The piece above is a type of bas relief with lots of shallow sculptural detail. It was selected for the KAC Juried Arts Salon a few years back and sold! It is constructed of board, layers of foam, and gritty modelling paste followed by numerous glazes of oil paint. I've only done one other piece like it. Bin there, done that!
Thursday, January 24, 2008
Wednesday, January 23, 2008
Doris McCarthy was the elfin faced mystery artist for January. She will be 98 in July and is still painting. Look at her fingers! I was fortunate to attend a small presentation she gave here in Kingston a few years ago. Doris has been a plein air painter, working outdoors well into her 80's along Canada's coasts and northlands, sitting out on the tundra or in the snow. She did a brief journey into abstract art but quit as "it didn't sell". I love her boldness and honesty. Here's Doris' website: http://www.dorismccarthy.com
Doris McCarthy -Boughton Reflections 1984
Thursday, January 17, 2008
This painting was inspired by the salt water grasses I photographed while visiting Les Iles de Madeleine (Magadelen Islands).
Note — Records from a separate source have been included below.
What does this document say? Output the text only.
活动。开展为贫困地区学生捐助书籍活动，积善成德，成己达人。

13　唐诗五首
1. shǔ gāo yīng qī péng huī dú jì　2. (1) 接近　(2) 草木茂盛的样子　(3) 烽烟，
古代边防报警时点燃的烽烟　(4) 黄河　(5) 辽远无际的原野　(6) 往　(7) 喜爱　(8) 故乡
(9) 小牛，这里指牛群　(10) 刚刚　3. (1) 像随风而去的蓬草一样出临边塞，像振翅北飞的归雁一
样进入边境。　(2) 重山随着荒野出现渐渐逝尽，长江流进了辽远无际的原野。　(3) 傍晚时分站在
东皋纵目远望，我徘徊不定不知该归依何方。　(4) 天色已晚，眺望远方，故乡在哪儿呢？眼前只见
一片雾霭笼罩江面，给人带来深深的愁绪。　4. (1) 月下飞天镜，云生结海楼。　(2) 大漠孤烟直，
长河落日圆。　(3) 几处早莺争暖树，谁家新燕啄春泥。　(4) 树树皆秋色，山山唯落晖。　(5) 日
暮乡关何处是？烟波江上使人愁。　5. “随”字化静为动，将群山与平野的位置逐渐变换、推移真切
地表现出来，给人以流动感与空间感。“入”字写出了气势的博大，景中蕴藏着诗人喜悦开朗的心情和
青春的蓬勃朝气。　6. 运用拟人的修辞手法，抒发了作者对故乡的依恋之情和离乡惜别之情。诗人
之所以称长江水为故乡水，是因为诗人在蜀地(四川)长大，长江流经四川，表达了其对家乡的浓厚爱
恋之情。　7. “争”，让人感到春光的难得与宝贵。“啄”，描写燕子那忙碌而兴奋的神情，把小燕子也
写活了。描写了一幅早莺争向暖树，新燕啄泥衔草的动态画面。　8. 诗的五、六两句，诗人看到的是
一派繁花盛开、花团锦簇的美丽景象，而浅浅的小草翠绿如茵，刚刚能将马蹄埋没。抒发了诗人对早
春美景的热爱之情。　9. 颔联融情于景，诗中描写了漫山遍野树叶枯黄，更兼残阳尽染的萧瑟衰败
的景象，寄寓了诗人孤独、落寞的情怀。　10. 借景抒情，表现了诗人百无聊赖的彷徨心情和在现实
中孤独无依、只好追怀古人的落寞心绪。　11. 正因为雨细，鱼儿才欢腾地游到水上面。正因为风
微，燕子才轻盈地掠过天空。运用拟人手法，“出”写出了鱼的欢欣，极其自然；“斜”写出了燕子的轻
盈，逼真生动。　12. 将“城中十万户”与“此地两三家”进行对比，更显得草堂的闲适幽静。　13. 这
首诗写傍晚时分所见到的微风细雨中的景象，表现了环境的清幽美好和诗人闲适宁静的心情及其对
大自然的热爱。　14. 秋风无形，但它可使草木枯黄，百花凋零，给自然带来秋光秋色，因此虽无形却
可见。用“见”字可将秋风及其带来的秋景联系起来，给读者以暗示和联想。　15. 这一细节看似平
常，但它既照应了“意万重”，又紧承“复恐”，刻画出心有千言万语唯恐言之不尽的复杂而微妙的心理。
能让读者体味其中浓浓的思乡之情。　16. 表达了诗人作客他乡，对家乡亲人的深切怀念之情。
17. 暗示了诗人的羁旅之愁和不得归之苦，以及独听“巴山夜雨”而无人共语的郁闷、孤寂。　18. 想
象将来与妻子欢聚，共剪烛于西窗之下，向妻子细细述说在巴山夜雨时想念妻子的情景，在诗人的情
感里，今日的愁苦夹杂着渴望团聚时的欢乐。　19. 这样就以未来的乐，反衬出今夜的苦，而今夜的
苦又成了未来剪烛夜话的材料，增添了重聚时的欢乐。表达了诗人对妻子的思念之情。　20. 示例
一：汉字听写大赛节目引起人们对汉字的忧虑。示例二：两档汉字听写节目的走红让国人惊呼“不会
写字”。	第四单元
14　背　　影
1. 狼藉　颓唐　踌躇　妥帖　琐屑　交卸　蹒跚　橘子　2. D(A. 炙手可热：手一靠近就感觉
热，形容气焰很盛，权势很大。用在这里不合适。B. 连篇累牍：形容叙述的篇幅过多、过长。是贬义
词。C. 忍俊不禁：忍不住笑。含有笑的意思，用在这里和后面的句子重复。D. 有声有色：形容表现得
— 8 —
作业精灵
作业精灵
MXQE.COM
The colours really were this spectacular as was just about everything else we saw on these inspiring islands perched in the gulf of the St. Lawrence. This piece is still quite objective but I was starting to "loosen up" on my brush work. Sometime soon I'm going to try another version of this same subject but even looser and of course more abstract - as I am on the journey to abstraction...
Lately I feel like I am on the journey to distraction as nothing is going right in the studio! When I was doing narrative work I could tell when something was done, when it was good, when it was bad. Now with the looser approach it ALL looks bad! I wonder if abstract artists are more prone to neuroses than their more objective colleagues?
Saturday, January 12, 2008
I have rejoiced in it every step of the way."
Thursday, January 10, 2008
I think this one is done. It has had many incarnations over the past few weeks but has finally emerged as something with which I am satisfied. Punching up the values and adding more colour made a big difference. My inspiration is the Canadian north and although I haven't been as far north as this might suggest, it is much like the Labrador coastal area I visited a few years ago. Big bold landscapes, powerful skies, little vegetation. There I felt like I was on the surface of the earth, not nestled in trees and granite and limestone as I am here in southern Ontario.
I'll be a adding this one to the show I am having with Sally Chupick at Frameworks Gallery in Kingston. Our opening is Sunday, February 24, 1-4 pm; the show will continue for the month of March and April.
Tuesday, January 8, 2008
I'm looking forward to an advance preview of Jonas, Friday night on ABC's 20-20.